Marriage Story- Breaking Up is Hard to do

Rating: 4 out of 5

“Breaking up is hard to do”, once sang Alton Ellis. Noah Baumbach’s latest depiction of a crumbling marriage, Marriage Story, is similarly autobiographical to his earlier chronicle of divorce, The Squid and The Whale, however, this is a much more mature and fully-realized work. Written and filmed in the wake of Baumbach’s own uncoupling from Jennifer Jason-Leigh, this film is a heart-wrenchingly personal examination of a disintegrating union. The film refuses to choose sides or champion one parent, the pain of these individuals is laid bare in all its profundity and pettiness. This is an achingly emotional work from a filmmaker in complete spiritual harmony with both his performers and the language of his camera. 

Scarlett Johansson and Adam Driver are no strangers to powerful performances, however, Marriage Story, represents new heights for them both in terms of palpable chemistry. They have enacted no shortage of romantic roles in their careers, yet, Marriage Story’s unflinchingly honest portrayal of a relationship in decline allows them to be flexible within their range. These are diverse, colorful and raw performances, no emotion is out of place, indecipherable or confused, the duo are constantly locked into the rhythm of the narrative. The supporting cast, namely, Ray Liotta, Laura Dern and Alan Alda add both tension and levity to the story; as the effective advocates and beneficiaries of divorce they display the industry of divorce as an absurd game convoluted by money, emotions, resentment, tradition and personal biases.

The characters at the center of the story progress equally as those on the periphery, the family members of Johansson’s, cast and crew of Driver’s theater troupe, and the lawyers themselves, all have tangible arcs, no matter how briefly they appear on screen. Much like Lady Bird or Boyhood, the film employs a romantic realism to convey the weight of every narrative thread, no matter how small a detail, everything is lovely, painful or worthy of our laughter. The direction has a natural poeticism reminiscent of those aforementioned films, every character is treated equally, the camera is motivated by efficiency, clarity and truth, no part too ugly or too beautiful to obscure.

There are a surprising amount of laughs in this film, Baumbach has always had a penchant for the bittersweet, in Marriage Story, he reaches new pinnacles of both. For every witty observation on the nature of divorce from Dern or Alda behind it rests legitimate, unsettled pain. Much like other films from this year: The Lighthouse, Midsommar, The Farewell, and Parasite, this film wants us to smile, in spite of the subject matter. Unlike other films about divorce, Marriage Story, asks difficult questions and does not deny us answers, insisting instead that the answers we are looking for are going to require more effort and struggle from us than we expected to give but are perhaps all the more beautiful and worth asking as a result.

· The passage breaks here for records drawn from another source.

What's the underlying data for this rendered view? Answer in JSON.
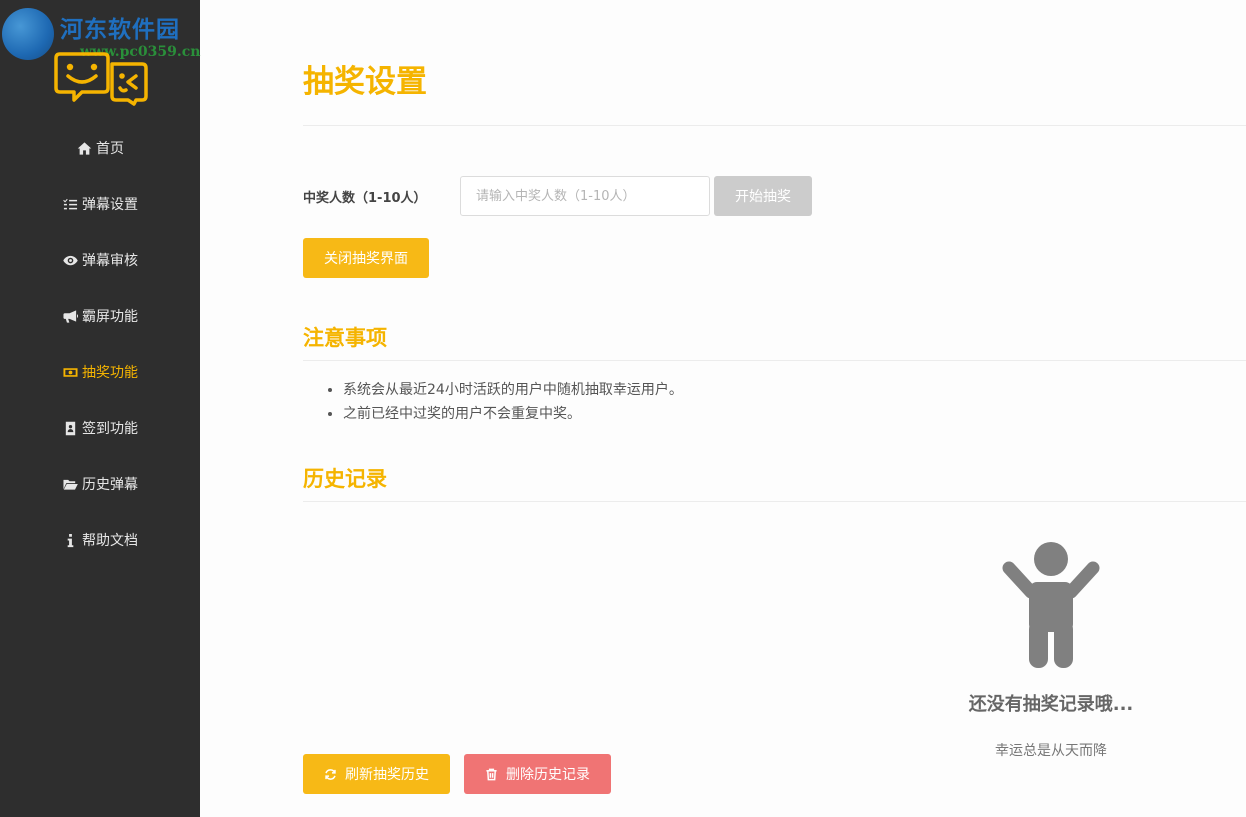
{
  "watermark": {
    "title": "河东软件园",
    "url": "www.pc0359.cn"
  },
  "logo": {
    "icon": "smile-chat-bubbles-icon",
    "color": "#f5b400"
  },
  "sidebar": {
    "items": [
      {
        "label": "首页",
        "icon": "home-icon"
      },
      {
        "label": "弹幕设置",
        "icon": "list-check-icon"
      },
      {
        "label": "弹幕审核",
        "icon": "eye-icon"
      },
      {
        "label": "霸屏功能",
        "icon": "bullhorn-icon"
      },
      {
        "label": "抽奖功能",
        "icon": "money-bill-icon",
        "active": true
      },
      {
        "label": "签到功能",
        "icon": "id-badge-icon"
      },
      {
        "label": "历史弹幕",
        "icon": "folder-open-icon"
      },
      {
        "label": "帮助文档",
        "icon": "info-icon"
      }
    ]
  },
  "page": {
    "title": "抽奖设置"
  },
  "form": {
    "label": "中奖人数（1-10人）",
    "input_value": "",
    "input_placeholder": "请输入中奖人数（1-10人）",
    "start_label": "开始抽奖",
    "close_label": "关闭抽奖界面"
  },
  "notes": {
    "title": "注意事项",
    "items": [
      "系统会从最近24小时活跃的用户中随机抽取幸运用户。",
      "之前已经中过奖的用户不会重复中奖。"
    ]
  },
  "history": {
    "title": "历史记录",
    "empty_icon": "person-arms-up-icon",
    "empty_title": "还没有抽奖记录哦...",
    "empty_subtitle": "幸运总是从天而降",
    "refresh_label": "刷新抽奖历史",
    "delete_label": "删除历史记录"
  },
  "colors": {
    "accent": "#f5b400",
    "sidebar_bg": "#2e2e2e",
    "danger": "#f07474",
    "disabled": "#cccccc"
  }
}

Marriage Story is not an entertaining film, however, despite the heavy material, it is thoroughly watchable and fabulously filmed. This is one of the best-acted films of the year, the ensemble coalesces into such a unified whole, it’s a testament to the remarkable talents of Driver and Johansson that they are never forced into the background by their peers while never overshadowing the performances surrounding them, perhaps it’s the presence they’ve developed playing Sith Lords and Super-Spies but they shine as confident, staggeringly committed performers. This is Baumbach’s most accomplished and assured film to date, the youthful anxieties of Frances Ha and paralyzing middle-age dread of Greenberg and While We’re Young have evolved into a weary, lovelorn and exhaustive compulsion towards people. The result is a film that, refreshingly, beyond respecting it’s characters, cherishes them in all their messy, lived-in glory.